Risk #5: Maturity and complexity issues in OpenStack
A majority of NFV implementations rely in part or in whole on OpenStack, which provides a virtual infrastructure manager (VIM), and on some MANO layers above the hypervisor and virtualized resources. But OpenStack, today’s de-facto standard for building private clouds, is also notoriously difficult to learn, deploy, and use.
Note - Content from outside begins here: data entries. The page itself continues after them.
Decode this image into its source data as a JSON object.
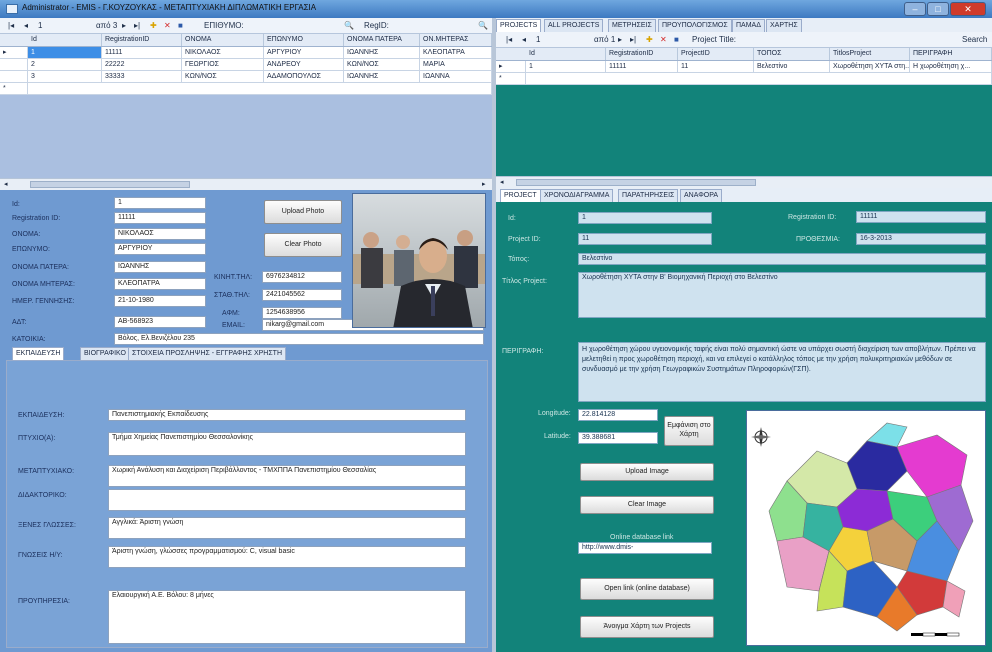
{
  "window": {
    "title": "Administrator - EMIS - Γ.ΚΟΥΖΟΥΚΑΣ - ΜΕΤΑΠΤΥΧΙΑΚΗ ΔΙΠΛΩΜΑΤΙΚΗ ΕΡΓΑΣΙΑ",
    "min": "–",
    "max": "□",
    "close": "✕"
  },
  "left_toolbar": {
    "first": "|◂",
    "prev": "◂",
    "position": "1",
    "of": "από 3",
    "next": "▸",
    "last": "▸|",
    "search_label": "ΕΠΙΘΥΜΟ:",
    "regid_label": "RegID:"
  },
  "left_grid": {
    "columns": [
      "Id",
      "RegistrationID",
      "ΟΝΟΜΑ",
      "ΕΠΩΝΥΜΟ",
      "ΟΝΟΜΑ ΠΑΤΕΡΑ",
      "ΟΝ.ΜΗΤΕΡΑΣ"
    ],
    "rows": [
      [
        "1",
        "11111",
        "ΝΙΚΟΛΑΟΣ",
        "ΑΡΓΥΡΙΟΥ",
        "ΙΩΑΝΝΗΣ",
        "ΚΛΕΟΠΑΤΡΑ"
      ],
      [
        "2",
        "22222",
        "ΓΕΩΡΓΙΟΣ",
        "ΑΝΔΡΕΟΥ",
        "ΚΩΝ/ΝΟΣ",
        "ΜΑΡΙΑ"
      ],
      [
        "3",
        "33333",
        "ΚΩΝ/ΝΟΣ",
        "ΑΔΑΜΟΠΟΥΛΟΣ",
        "ΙΩΑΝΝΗΣ",
        "ΙΩΑΝΝΑ"
      ]
    ],
    "new_row_marker": "*"
  },
  "person": {
    "labels": {
      "id": "Id:",
      "regid": "Registration ID:",
      "name": "ΟΝΟΜΑ:",
      "surname": "ΕΠΩΝΥΜΟ:",
      "father": "ΟΝΟΜΑ ΠΑΤΕΡΑ:",
      "mother": "ΟΝΟΜΑ ΜΗΤΕΡΑΣ:",
      "birth": "ΗΜΕΡ. ΓΕΝΝΗΣΗΣ:",
      "adt": "ΑΔΤ:",
      "address": "ΚΑΤΟΙΚΙΑ:",
      "mobile": "ΚΙΝΗΤ.ΤΗΛ:",
      "phone": "ΣΤΑΘ.ΤΗΛ:",
      "afm": "ΑΦΜ:",
      "email": "EMAIL:"
    },
    "values": {
      "id": "1",
      "regid": "11111",
      "name": "ΝΙΚΟΛΑΟΣ",
      "surname": "ΑΡΓΥΡΙΟΥ",
      "father": "ΙΩΑΝΝΗΣ",
      "mother": "ΚΛΕΟΠΑΤΡΑ",
      "birth": "21-10-1980",
      "adt": "ΑΒ-568923",
      "address": "Βόλος, Ελ.Βενιζέλου 235",
      "mobile": "6976234812",
      "phone": "2421045562",
      "afm": "1254638956",
      "email": "nikarg@gmail.com"
    },
    "upload_photo": "Upload Photo",
    "clear_photo": "Clear Photo"
  },
  "left_tabs": [
    "ΕΚΠΑΙΔΕΥΣΗ",
    "ΒΙΟΓΡΑΦΙΚΟ",
    "ΣΤΟΙΧΕΙΑ ΠΡΟΣΛΗΨΗΣ - ΕΓΓΡΑΦΗΣ ΧΡΗΣΤΗ"
  ],
  "education": {
    "labels": {
      "ekp": "ΕΚΠΑΙΔΕΥΣΗ:",
      "ptyxio": "ΠΤΥΧΙΟ(Α):",
      "metapt": "ΜΕΤΑΠΤΥΧΙΑΚΟ:",
      "didakt": "ΔΙΔΑΚΤΟΡΙΚΟ:",
      "xenes": "ΞΕΝΕΣ ΓΛΩΣΣΕΣ:",
      "gnoseis": "ΓΝΩΣΕΙΣ Η/Υ:",
      "proyp": "ΠΡΟΥΠΗΡΕΣΙΑ:"
    },
    "values": {
      "ekp": "Πανεπιστημιακής Εκπαίδευσης",
      "ptyxio": "Τμήμα Χημείας Πανεπιστημίου Θεσσαλονίκης",
      "metapt": "Χωρική Ανάλυση και Διαχείριση Περιβάλλοντος - ΤΜΧΠΠΑ Πανεπιστημίου Θεσσαλίας",
      "didakt": "",
      "xenes": "Αγγλικά: Άριστη γνώση",
      "gnoseis": "Άριστη γνώση, γλώσσες προγραμματισμού: C, visual basic",
      "proyp": "Ελαιουργική Α.Ε. Βόλου: 8 μήνες"
    }
  },
  "right_tabs": [
    "PROJECTS",
    "ALL PROJECTS",
    "ΜΕΤΡΗΣΕΙΣ",
    "ΠΡΟΥΠΟΛΟΓΙΣΜΟΣ",
    "ΠΑΜΑΔ",
    "ΧΑΡΤΗΣ"
  ],
  "right_toolbar": {
    "first": "|◂",
    "prev": "◂",
    "position": "1",
    "of": "από 1",
    "next": "▸",
    "last": "▸|",
    "title_label": "Project Title:",
    "search": "Search"
  },
  "right_grid": {
    "columns": [
      "Id",
      "RegistrationID",
      "ProjectID",
      "ΤΟΠΟΣ",
      "TitlosProject",
      "ΠΕΡΙΓΡΑΦΗ"
    ],
    "rows": [
      [
        "1",
        "11111",
        "11",
        "Βελεστίνο",
        "Χωροθέτηση ΧΥΤΑ στη...",
        "Η χωροθέτηση χ..."
      ]
    ],
    "new_row_marker": "*"
  },
  "project_tabs": [
    "PROJECT",
    "ΧΡΟΝΟΔΙΑΓΡΑΜΜΑ",
    "ΠΑΡΑΤΗΡΗΣΕΙΣ",
    "ΑΝΑΦΟΡΑ"
  ],
  "project": {
    "labels": {
      "id": "Id:",
      "projectid": "Project ID:",
      "topos": "Τόπος:",
      "titlos": "Τίτλος Project:",
      "perigrafi": "ΠΕΡΙΓΡΑΦΗ:",
      "regid": "Registration ID:",
      "prothesmia": "ΠΡΟΘΕΣΜΙΑ:",
      "longitude": "Longitude:",
      "latitude": "Latitude:",
      "link": "Online database link"
    },
    "values": {
      "id": "1",
      "projectid": "11",
      "topos": "Βελεστίνο",
      "titlos": "Χωροθέτηση ΧΥΤΑ στην Β' Βιομηχανική Περιοχή στο Βελεστίνο",
      "perigrafi": "Η χωροθέτηση χώρου υγειονομικής ταφής είναι πολύ σημαντική ώστε να υπάρχει σωστή διαχείριση των αποβλήτων. Πρέπει να μελετηθεί η προς χωροθέτηση περιοχή, και να επιλεγεί ο κατάλληλος τόπος με την χρήση πολυκριτηριακών μεθόδων σε συνδυασμό με την χρήση Γεωγραφικών Συστημάτων Πληροφοριών(ΓΣΠ).",
      "regid": "11111",
      "prothesmia": "16-3-2013",
      "longitude": "22.814128",
      "latitude": "39.388681",
      "link": "http://www.dmis-"
    },
    "show_map": "Εμφάνιση στο Χάρτη",
    "upload_image": "Upload Image",
    "clear_image": "Clear Image",
    "open_link": "Open link (online database)",
    "open_map": "Άνοιγμα Χάρτη των Projects"
  },
  "colors": {
    "accent": "#3d8ee6",
    "teal": "#12837a",
    "blue_panel": "#6f9ad1"
  }
}
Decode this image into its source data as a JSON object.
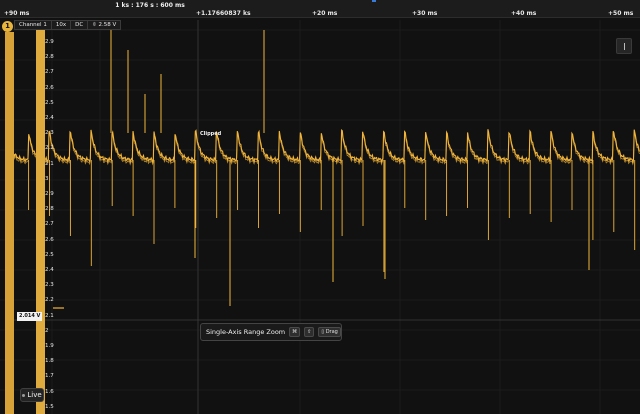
{
  "timebar": {
    "span_label": "1 ks : 176 s : 600 ms",
    "ticks": [
      {
        "label": "+90 ms"
      },
      {
        "label": "+1.17660837 ks"
      },
      {
        "label": "+20 ms"
      },
      {
        "label": "+30 ms"
      },
      {
        "label": "+40 ms"
      },
      {
        "label": "+50 ms"
      }
    ]
  },
  "channel": {
    "badge": "1",
    "name": "Channel 1",
    "probe": "10x",
    "coupling": "DC",
    "scale": "2.58 V",
    "color": "#e8b43b"
  },
  "y_axis": {
    "labels": [
      "2.9",
      "2.8",
      "2.7",
      "2.6",
      "2.5",
      "2.4",
      "2.3",
      "2.2",
      "2.1",
      "3",
      "2.9",
      "2.8",
      "2.7",
      "2.6",
      "2.5",
      "2.4",
      "2.3",
      "2.2",
      "2.1",
      "2",
      "1.9",
      "1.8",
      "1.7",
      "1.6",
      "1.5"
    ]
  },
  "trigger": {
    "level_label": "2.014 V"
  },
  "annotation": {
    "clipped": "Clipped"
  },
  "zoom_tooltip": {
    "title": "Single-Axis Range Zoom",
    "keys": [
      {
        "label": "⌘",
        "icon": "command-icon"
      },
      {
        "label": "⇧",
        "icon": "shift-icon"
      },
      {
        "label": "▯ Drag",
        "icon": "mouse-icon"
      }
    ]
  },
  "live_button": {
    "label": "Live"
  },
  "colors": {
    "background": "#111111",
    "waveform": "#f2b53a",
    "accent_blue": "#3a7bd5"
  }
}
In the OpenStack User Survey 2016, users commented on the difficulty and complexity of working with OpenStack, although the platform is improving in maturity. Among user comments quoted in the survey:
- “There is a fair amount of complexity that needs to be tackled if one wants to use [OpenStack].”
- “While it is very powerful and flexible, it has also got a very high barrier to entry/learning curve.”
- “New users do not have the flexibility to spend weeks delving into source code to figure out how to do common tasks, especially in the areas of orchestration.”
- “Takes a lot of work to decide on deployment architecture, deploy, and maintain the software.”
- “Frequent releases; keeping up in an operational deployment model is hard to achieve.”
- “No synergies between the sub-projects.”
Bottom line: Most NFV projects will face a steep learning curve in getting their infrastructure to work as expected because of their heavy dependency on OpenStack.
Mitigating NFV risk with Ixia
Ixia is a leader in network testing, visibility, and security with a strong track record in testing and validating virtualized network devices and infrastructures. We work with 47 of the world’s top 50 telecom carriers and with all of the world’s top 15 network equipment makers. Many of the leading companies that are introducing new NFV infrastructure on a large scale are testing and validating it with Ixia.
How do you mitigate the risks inherent in NFV—hidden traffic, security, performance, and recovering from failure? While no one has a complete cure to these problems, we can suggest a path organizations can take to dramatically reduce risk and prevent issues further down the road. That path is continuous testing and validation for your NFV infrastructure, as part of your continuous integration and continuous deployment (CI/CD) pipeline.
The root cause of most concerns with NFV and software-defined networking (SDN) is that it is an unknown. IT organizations have limited experience with how these systems function and what will happen under various scenarios, such as high loads, security attacks, etc. Ixia offers a unique methodology and set of tools for simulating these scenarios while systems are still under development and testing, as well as discovering the technical solutions and operational processes that can prevent problems.
For example, one Ixia tool used to vet NFV deployments is BreakingPoint®—a versatile testing platform that lets you simulate many types of “good” user traffic, as well as “bad” traffic from security attacks or network malfunctions and see how the network behaves in many different scenarios.
Ixia can also help uncover hidden traffic and expose network behavior, even in complex virtualized systems. Ixia’s Phantom vTap™ helps you achieve breakthrough visibility and control of traffic flowing between virtual machines for greater security, compliance, and performance. It enables you to gain complete access to inter-VM east-west traffic. This capability enables the customer to forward packets to any end-point tool of choice, whether physical or virtual; local or remote, to achieve full visibility and verification across their networks. Visibility is key to discovering problems with NFV infrastructure and solving them early.
Ixia’s tools allow you to do all this as an integral part of your CI/CD pipeline. Solutions are available as virtualized appliances that can be deployed together with your NFV infrastructure at any version, and be used to automatically test even the most complex scenarios as part of your build/test/deploy pipeline. This is a crucial capability to allow truly continuous testing that can turn the unknown into the known.